What keeps me up at night is this: if AI is going to be the social and economic infrastructure of the future, is it acceptable for it to be driven by such a limited group of companies and individuals. In our work, we have documented how a handful of Big Tech companies dominate access to cloud infrastructure and GPUs, and how this, combined with their pre-existing access to vast amounts of data (our data — the subject of unchecked surveillance in a regulatory vacuum over the past decade) and monetizable consumer base means that this shift to large-scale AI gives those same firms the ability to consolidate their existing dominance. For example, 75% of global AI startup funding in 2023 came from the 3 largest cloud Big Tech companies — Amazon, Microsoft, Google. So you can see how they are well positioned to shape the future trajectory of innovation in ways that suit their incentive structures and deepen their existing advantages.
Why is this a problem? Because economic power directly translates to political influence and control over the regulatory agenda. Companies are eager to use their capital to remind governments who’s boss. Whether it’s Microsoft’s investment in UK cloud infrastructure, which came awkwardly under scrutiny from competition authorities, or OpenAI’s (ultimately empty) threat to leave the EU over the AI ​​Act, or the Big Tech-funded campaign to add cronies to the US Congress, we’re seeing an increasingly aggressive stance from big companies trying to consolidate their dominance by using their considerable economic and political power.
5) Even people who have used ChatGPT or image generators see it as a fun, useful tool or even science-fiction, but don’t really understand the impact it can have on them. Can you give us some examples of the insidious ways it is harming society?
The harms of ChatGPT and other image and text generators are far from science fiction, they are as dangerous as they are depressingly common. We have seen the problems of plagiarism, misinformation and the spread of deepfakes, which are highly believable, AI-generated images often used to degrade women or create division. You don’t need to be an astrologer to see that releasing these tools commercially at scale will lead to predictable, nefarious uses. And yet because of the super-charged hype cycle there is a race to the bottom in terms of timelines for releasing products to market.
It is also important to remember that AI was not created with the launch of ChatGPT, and we have the loss of a decade to learn from it – including in India. For example, we have seen AI systems like so-called “predictive policing” systems or algorithms that determine access to welfare entitlements, job screening tools or even facial and other biometric technologies. We have seen these systems not only fail, but fail disproportionately for those who are more vulnerable or otherwise marginalised in society. This is a reminder that the question is not just “do we want innovation”, but who wins/who loses with different kinds of innovation.

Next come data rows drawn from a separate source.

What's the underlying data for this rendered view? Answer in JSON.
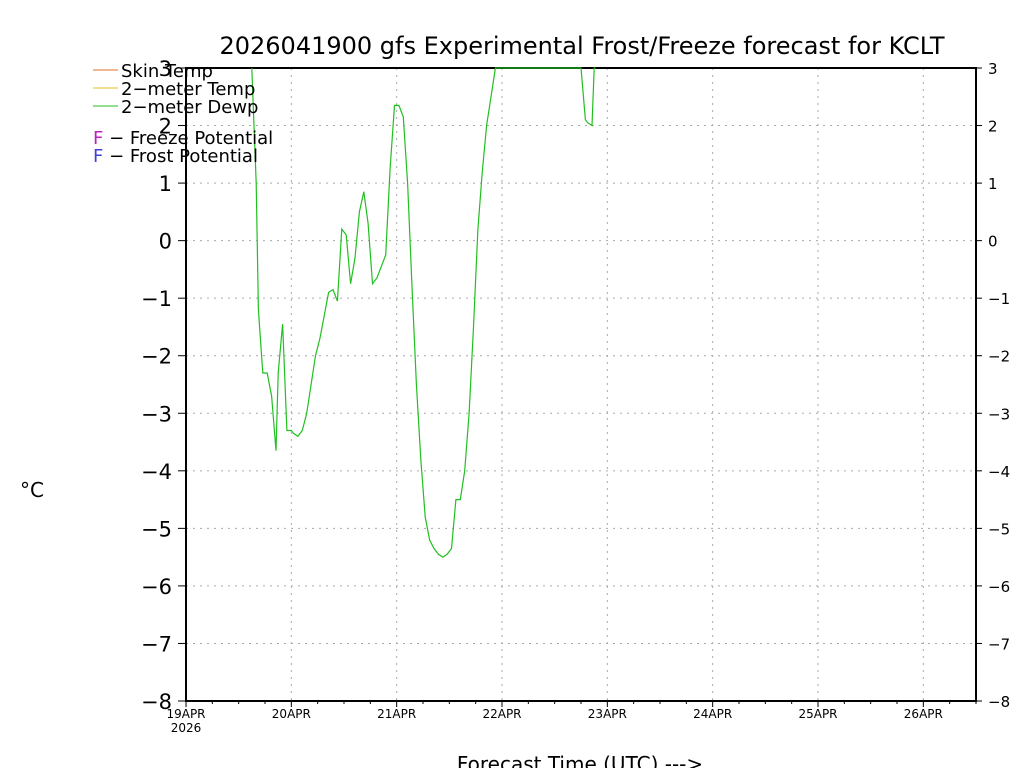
{
  "chart_data": {
    "type": "line",
    "title": "2026041900 gfs Experimental Frost/Freeze forecast for KCLT",
    "xlabel": "Forecast Time (UTC) --->",
    "ylabel": "°C",
    "ylim": [
      -8,
      3
    ],
    "xlim_hours": [
      0,
      180
    ],
    "yticks": [
      -8,
      -7,
      -6,
      -5,
      -4,
      -3,
      -2,
      -1,
      0,
      1,
      2,
      3
    ],
    "ytick_labels": [
      "−8",
      "−7",
      "−6",
      "−5",
      "−4",
      "−3",
      "−2",
      "−1",
      "0",
      "1",
      "2",
      "3"
    ],
    "xticks": [
      {
        "hour": 0,
        "label": "19APR",
        "sublabel": "2026"
      },
      {
        "hour": 24,
        "label": "20APR"
      },
      {
        "hour": 48,
        "label": "21APR"
      },
      {
        "hour": 72,
        "label": "22APR"
      },
      {
        "hour": 96,
        "label": "23APR"
      },
      {
        "hour": 120,
        "label": "24APR"
      },
      {
        "hour": 144,
        "label": "25APR"
      },
      {
        "hour": 168,
        "label": "26APR"
      }
    ],
    "grid": true,
    "legend": [
      {
        "name": "Skin Temp",
        "color": "#e07020"
      },
      {
        "name": "2-meter Temp",
        "color": "#e0c020"
      },
      {
        "name": "2-meter Dewp",
        "color": "#20c020"
      }
    ],
    "legend_display": [
      "Skin Temp",
      "2−meter Temp",
      "2−meter Dewp"
    ],
    "potential_legend": [
      {
        "letter": "F",
        "text": " − Freeze Potential",
        "color": "#c020c0"
      },
      {
        "letter": "F",
        "text": " − Frost Potential",
        "color": "#4040e0"
      }
    ],
    "series": [
      {
        "name": "2-meter Dewp",
        "color": "#20c020",
        "x": [
          15,
          16,
          16.5,
          17.5,
          18.5,
          19.5,
          20.5,
          21,
          22,
          23,
          24,
          24.5,
          25.5,
          26.5,
          27.5,
          28.5,
          29.5,
          30.5,
          31.5,
          32.5,
          33.5,
          34.5,
          35.5,
          36.5,
          37.5,
          38.5,
          39.5,
          40.5,
          41.5,
          42.5,
          43.5,
          44.5,
          45.5,
          46.5,
          47.5,
          48.5,
          49.5,
          50.5,
          51.5,
          52.5,
          53.5,
          54.5,
          55.5,
          56.5,
          57.5,
          58.5,
          59.5,
          60.5,
          61.5,
          62.5,
          63.5,
          64.5,
          65.5,
          66.5,
          67.5,
          68.5,
          69.5,
          70.5,
          71.5,
          72.5,
          90,
          91,
          91.5,
          92.5,
          93,
          93.3
        ],
        "values": [
          3.0,
          1.0,
          -1.2,
          -2.3,
          -2.3,
          -2.7,
          -3.65,
          -2.3,
          -1.45,
          -3.3,
          -3.3,
          -3.35,
          -3.4,
          -3.3,
          -3.0,
          -2.5,
          -2.0,
          -1.7,
          -1.3,
          -0.9,
          -0.85,
          -1.05,
          0.2,
          0.1,
          -0.75,
          -0.3,
          0.5,
          0.85,
          0.3,
          -0.75,
          -0.65,
          -0.45,
          -0.25,
          1.25,
          2.35,
          2.35,
          2.15,
          1.0,
          -0.8,
          -2.5,
          -3.8,
          -4.8,
          -5.2,
          -5.35,
          -5.45,
          -5.5,
          -5.45,
          -5.35,
          -4.5,
          -4.5,
          -4.0,
          -3.0,
          -1.5,
          0.2,
          1.2,
          2.0,
          2.5,
          3.0,
          3.0,
          3.0,
          3.0,
          2.1,
          2.05,
          2.0,
          3.0,
          3.0
        ]
      }
    ]
  }
}
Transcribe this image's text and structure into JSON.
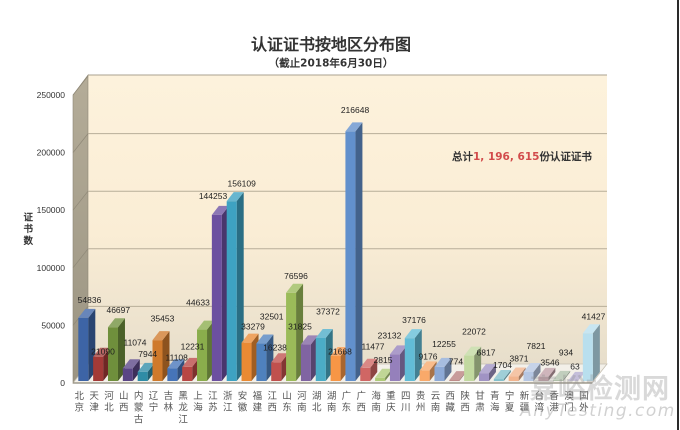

6) Is there one thing we are forgetting in this whole ‘AI will make the world a better place’ narrative.
What we are missing is a reminder that the public has agency, and a voice in shaping what “AI” means and will mean for the future. The critical debate about the future of this technology needs to move beyond the stale imagination of Silicon Valley and the whims of erratic tech CEOs. And we need to re-examine all the questions, including whether this particular paradigm of large-scale AI is economically or ecologically sustainable — who decided that Google’s AI answer that consumes about 30 times more energy to produce text than a regular search is correct? Perhaps the question that also needs to be asked is what are the alternative R&D trajectories that we cannot see because the market is not incentivized to go there.